Monday, November 22, 2010

Disclosing Salary

Do you disclose your salary information? You might need to at some point, but when should you not talk about salary? I have a few thoughts here on the different times when you can disclose it.

Blog (public disclosure)

Should you disclose your salary before you even speak to a company? No. You have nothing to gain here and plenty to lose. Friends might get jealous, or laugh. Potential employers might think they can low-ball you, or not even bother to interview you because you make too much.

This also makes it harder to ask for a substantial raise in switching companies.


Personally I have found most recruiters to be salesman that are filling a position on their way to the next position. Even when I have run into very professional recruiters, they often come from another business, like technology, and they might go back into that business.

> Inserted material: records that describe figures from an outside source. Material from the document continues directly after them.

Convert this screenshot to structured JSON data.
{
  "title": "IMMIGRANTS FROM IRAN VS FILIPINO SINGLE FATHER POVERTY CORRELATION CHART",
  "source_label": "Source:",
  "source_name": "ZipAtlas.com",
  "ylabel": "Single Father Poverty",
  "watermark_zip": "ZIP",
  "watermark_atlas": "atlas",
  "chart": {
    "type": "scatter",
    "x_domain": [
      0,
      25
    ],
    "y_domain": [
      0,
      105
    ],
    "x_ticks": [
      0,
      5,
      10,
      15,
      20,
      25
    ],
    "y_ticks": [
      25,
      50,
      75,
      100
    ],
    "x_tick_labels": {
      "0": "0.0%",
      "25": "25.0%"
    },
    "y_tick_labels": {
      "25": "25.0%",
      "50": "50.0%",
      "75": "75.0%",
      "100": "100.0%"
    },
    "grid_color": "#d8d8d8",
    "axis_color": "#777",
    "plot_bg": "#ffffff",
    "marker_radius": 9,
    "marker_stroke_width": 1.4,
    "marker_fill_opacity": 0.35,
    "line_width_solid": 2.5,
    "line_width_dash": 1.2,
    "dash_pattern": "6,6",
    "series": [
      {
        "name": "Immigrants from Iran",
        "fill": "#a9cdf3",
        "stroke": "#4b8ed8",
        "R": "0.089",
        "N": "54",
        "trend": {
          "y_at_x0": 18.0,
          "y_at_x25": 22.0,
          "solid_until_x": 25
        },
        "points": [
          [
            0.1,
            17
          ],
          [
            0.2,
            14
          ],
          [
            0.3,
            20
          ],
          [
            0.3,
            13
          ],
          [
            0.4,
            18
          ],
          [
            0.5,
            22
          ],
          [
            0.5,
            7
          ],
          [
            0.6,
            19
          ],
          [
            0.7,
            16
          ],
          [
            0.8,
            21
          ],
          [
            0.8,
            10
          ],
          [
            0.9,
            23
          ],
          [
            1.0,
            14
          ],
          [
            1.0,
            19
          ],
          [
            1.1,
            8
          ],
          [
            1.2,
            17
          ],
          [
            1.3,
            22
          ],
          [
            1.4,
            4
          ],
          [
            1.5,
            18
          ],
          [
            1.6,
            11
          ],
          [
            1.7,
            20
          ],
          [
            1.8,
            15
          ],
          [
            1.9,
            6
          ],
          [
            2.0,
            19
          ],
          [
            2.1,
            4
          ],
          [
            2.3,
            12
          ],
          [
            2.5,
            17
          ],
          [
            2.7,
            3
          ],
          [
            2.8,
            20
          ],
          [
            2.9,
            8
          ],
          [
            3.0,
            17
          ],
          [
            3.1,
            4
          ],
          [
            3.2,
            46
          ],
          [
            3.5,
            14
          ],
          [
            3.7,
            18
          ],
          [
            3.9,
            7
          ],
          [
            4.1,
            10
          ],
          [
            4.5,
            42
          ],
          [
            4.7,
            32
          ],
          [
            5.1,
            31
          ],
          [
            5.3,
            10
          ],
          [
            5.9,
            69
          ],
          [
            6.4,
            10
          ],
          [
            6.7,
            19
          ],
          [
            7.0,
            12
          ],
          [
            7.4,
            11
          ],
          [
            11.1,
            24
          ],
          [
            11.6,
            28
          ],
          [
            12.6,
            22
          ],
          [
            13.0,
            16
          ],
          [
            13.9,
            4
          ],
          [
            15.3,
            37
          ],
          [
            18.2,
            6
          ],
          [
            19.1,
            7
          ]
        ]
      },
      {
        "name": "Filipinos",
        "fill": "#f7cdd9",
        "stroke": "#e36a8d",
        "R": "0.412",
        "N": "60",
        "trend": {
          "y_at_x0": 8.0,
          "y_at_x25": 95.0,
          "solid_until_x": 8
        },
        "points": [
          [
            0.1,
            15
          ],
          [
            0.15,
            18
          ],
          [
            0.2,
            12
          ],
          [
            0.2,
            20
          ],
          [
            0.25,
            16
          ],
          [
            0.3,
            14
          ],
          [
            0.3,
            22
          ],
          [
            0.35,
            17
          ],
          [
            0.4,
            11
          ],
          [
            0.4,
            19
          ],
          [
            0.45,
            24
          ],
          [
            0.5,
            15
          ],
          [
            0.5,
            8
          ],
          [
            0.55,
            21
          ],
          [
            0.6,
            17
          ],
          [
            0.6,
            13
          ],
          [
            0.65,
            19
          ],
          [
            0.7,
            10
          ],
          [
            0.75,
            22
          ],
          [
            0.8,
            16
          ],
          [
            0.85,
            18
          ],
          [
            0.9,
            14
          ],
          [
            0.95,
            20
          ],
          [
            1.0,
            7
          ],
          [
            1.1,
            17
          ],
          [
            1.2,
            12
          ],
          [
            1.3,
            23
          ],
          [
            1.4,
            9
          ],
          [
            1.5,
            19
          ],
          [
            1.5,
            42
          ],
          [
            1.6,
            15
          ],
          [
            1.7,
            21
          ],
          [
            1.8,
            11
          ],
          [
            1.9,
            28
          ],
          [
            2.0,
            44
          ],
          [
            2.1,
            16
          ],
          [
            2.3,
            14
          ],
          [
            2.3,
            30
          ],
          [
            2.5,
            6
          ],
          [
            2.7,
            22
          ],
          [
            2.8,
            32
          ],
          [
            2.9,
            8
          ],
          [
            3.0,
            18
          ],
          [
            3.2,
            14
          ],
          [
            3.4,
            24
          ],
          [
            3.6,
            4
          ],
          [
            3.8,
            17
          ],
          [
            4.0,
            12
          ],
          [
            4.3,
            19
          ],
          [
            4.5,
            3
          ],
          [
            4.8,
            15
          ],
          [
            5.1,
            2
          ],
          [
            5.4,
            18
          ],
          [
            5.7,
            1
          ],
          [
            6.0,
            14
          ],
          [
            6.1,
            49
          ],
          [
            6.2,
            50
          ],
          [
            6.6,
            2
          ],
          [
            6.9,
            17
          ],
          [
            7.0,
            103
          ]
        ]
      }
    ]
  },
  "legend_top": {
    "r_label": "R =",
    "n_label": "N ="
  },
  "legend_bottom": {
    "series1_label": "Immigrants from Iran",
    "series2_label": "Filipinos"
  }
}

When a recruiter asks me, I usually give them a range where I’d like to be, but let them know I’m flexible. For example, I have in the past said that I would like to make about 85k a year, but that I might take a lower paying opportunity.

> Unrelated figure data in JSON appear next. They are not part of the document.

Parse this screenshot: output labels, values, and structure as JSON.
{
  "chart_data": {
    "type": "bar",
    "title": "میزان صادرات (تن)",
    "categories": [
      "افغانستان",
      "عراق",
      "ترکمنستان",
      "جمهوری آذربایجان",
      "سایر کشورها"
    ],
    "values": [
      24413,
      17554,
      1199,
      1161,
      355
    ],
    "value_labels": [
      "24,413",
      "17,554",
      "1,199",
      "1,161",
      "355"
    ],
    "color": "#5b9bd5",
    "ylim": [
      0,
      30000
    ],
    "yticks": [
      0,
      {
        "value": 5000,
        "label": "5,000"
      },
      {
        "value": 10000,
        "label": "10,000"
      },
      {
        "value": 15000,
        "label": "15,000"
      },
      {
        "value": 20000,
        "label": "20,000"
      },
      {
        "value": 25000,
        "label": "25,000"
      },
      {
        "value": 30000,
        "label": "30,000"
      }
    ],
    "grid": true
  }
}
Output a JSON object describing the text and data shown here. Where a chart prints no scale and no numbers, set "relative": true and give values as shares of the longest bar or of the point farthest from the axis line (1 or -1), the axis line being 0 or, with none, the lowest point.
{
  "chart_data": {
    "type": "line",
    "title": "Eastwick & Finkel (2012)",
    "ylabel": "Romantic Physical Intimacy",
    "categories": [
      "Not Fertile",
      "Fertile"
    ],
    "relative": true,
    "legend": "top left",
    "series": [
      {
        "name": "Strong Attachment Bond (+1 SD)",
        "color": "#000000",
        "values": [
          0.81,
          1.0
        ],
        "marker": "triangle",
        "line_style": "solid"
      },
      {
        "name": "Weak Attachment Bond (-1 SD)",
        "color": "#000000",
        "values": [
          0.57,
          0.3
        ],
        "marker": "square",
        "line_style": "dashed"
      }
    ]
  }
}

If pressed, I would politely decline. The next company is going to pay me to do a job, not try to match my previous company’s salary. If they think I can do the job, then they should pay in their range.

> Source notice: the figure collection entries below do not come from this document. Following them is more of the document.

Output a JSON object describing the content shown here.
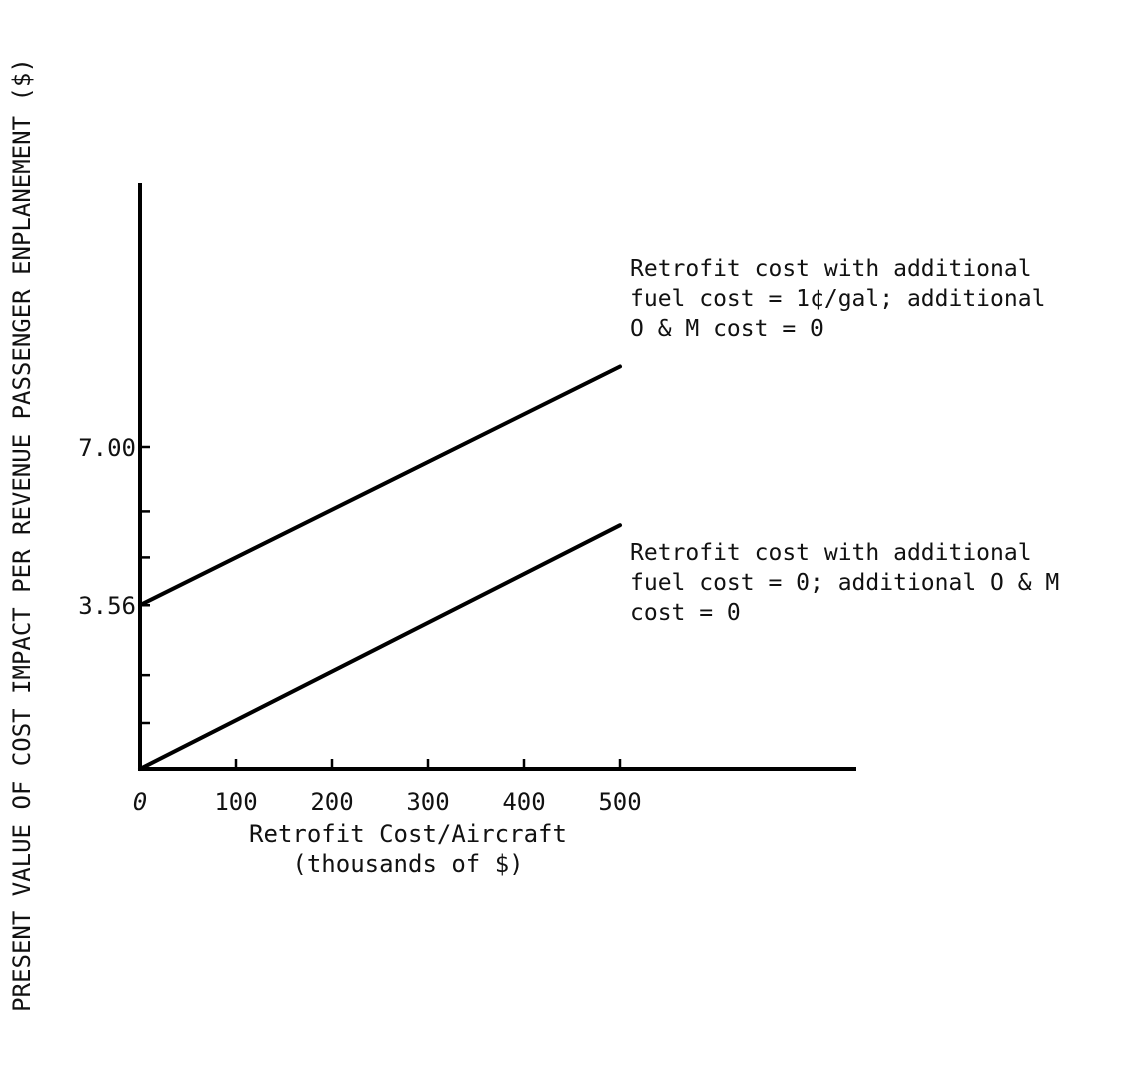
{
  "chart_data": {
    "type": "line",
    "title": "",
    "xlabel": "Retrofit Cost/Aircraft",
    "xlabel_sub": "(thousands of $)",
    "ylabel": "PRESENT VALUE OF COST IMPACT PER REVENUE PASSENGER ENPLANEMENT ($)",
    "origin_label": "0",
    "x_ticks": [
      "100",
      "200",
      "300",
      "400",
      "500"
    ],
    "x_tick_values": [
      100,
      200,
      300,
      400,
      500
    ],
    "y_tick_labels": [
      {
        "label": "3.56",
        "value": 3.56
      },
      {
        "label": "7.00",
        "value": 7.0
      }
    ],
    "y_tick_values": [
      1.0,
      2.04,
      3.56,
      4.6,
      5.6,
      7.0
    ],
    "xlim": [
      0,
      720
    ],
    "ylim": [
      0,
      12.1
    ],
    "grid": false,
    "series": [
      {
        "x": [
          0,
          500
        ],
        "y": [
          3.56,
          8.75
        ],
        "annotation": [
          "Retrofit cost with additional",
          "fuel cost = 1¢/gal; additional",
          "O & M cost = 0"
        ]
      },
      {
        "x": [
          0,
          500
        ],
        "y": [
          0,
          5.3
        ],
        "annotation": [
          "Retrofit cost with additional",
          "fuel cost = 0; additional O & M",
          "cost = 0"
        ]
      }
    ]
  }
}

If a recruiter wants to know which positions they can submit me for, I’d say for them to let me know the salary range for each position when it comes up and I’ll decide. Stay firm here.

Phone Interview

If you get a phone interview, then you know your resume, or brand, was good enough to pique their interest. If you are asked about your current, or previous salary, I give the same answer I give the recruiter.

This is important for two reasons. One is that you want to match up with what the recruiter says. The other is that you don’t know what the company is looking to pay, and giving away your information first means that you might end up giving the impression that you are cheap (some managers have budgets) or out of their range.

My technique here is usually to counter with a question on their range for the position. At this point, I should then determine if I can work in the range. I had a position in the past where the range was low and I told them so. They manager liked me, and was impressed, so he said that he might be able to get another 5-10k. I agreed to go interview then.

Remember that companies are looking for good people, and if you are talented in your area, you have more power. If you need a job, any job, perhaps you should find something to make ends meet while you look for a career position. Ultimately you won’t be happy working for way below you think you are worth. Even in the short term (< 1 year).

If pressed, I tell the manager that usually I discuss salary if I get to the point that we are both interested in the position. If I have a range, I’ll decide if I want to continue.

If no one asks me, I always ask here for a salary range.

Live Interview

If you get a live interview, you’re on the short list. When I was starting my career, this short list could have easily been 15 people. However in the last decade, typically companies don’t have time to interview 15 people. Most don’t look at 10 if they find 3-4 good candidates. It’s a hassle, and a waste of time.

Again, I try not to discuss salary if we aren’t close to offering me a job. If they press, I might joke about being on the short list. That can help break the ice, and by this time you should have an idea of the salary range.

However at this point I will disclose my range if the company is trying to decide how much they need to offer. I will typically say that I was making in the “low 90s” at xx position and the “mid 80s” at yy position. Your exact salary isn’t critical, but really the company is trying to decide:

  • Can they afford you?
  • How cheaply can they afford you?
  • Will you be happy with their offer?
  • Will you disrupt employee morale if you are too high on their scale?

The Job Offer

If they offer you the job, then they ought to attach a salary to the offer. If they offer you a job and want to discuss salary, again, get their range first. They have no good reason not to provide you a range (it should be public knowledge for employees), and if they refuse, I’d move on. Likely money will be a fight, both with COLA raises and promotions.

They aren’t likely to verify your salary, so if you must start discussing this, I’d use ranges again, as I did in the Live Interview. Give them an idea.

Never Say Never

As the saying goes, never say never because there will be an exception. However in the US, I don’t think you ever need to disclose your exact salary. The HR/Accounting people and the IRS will know, but no one else needs to know.

Discussing money is hard, but you need to learn to discuss it in a roundabout way in order to further your career. Use ranges and generalities and you should be fine.

Two final things: one, be honest. I wouldn’t say I was making in the mid 80s if my salary was $77k. That’s not right, and if someone finds out, this is a lie. Second, taking a job because it has the most money in spite of other issues is a bad idea. I’ve never met anyone that thought this was the best decision for them in hindsight.

Life’s too short to take a crappy job.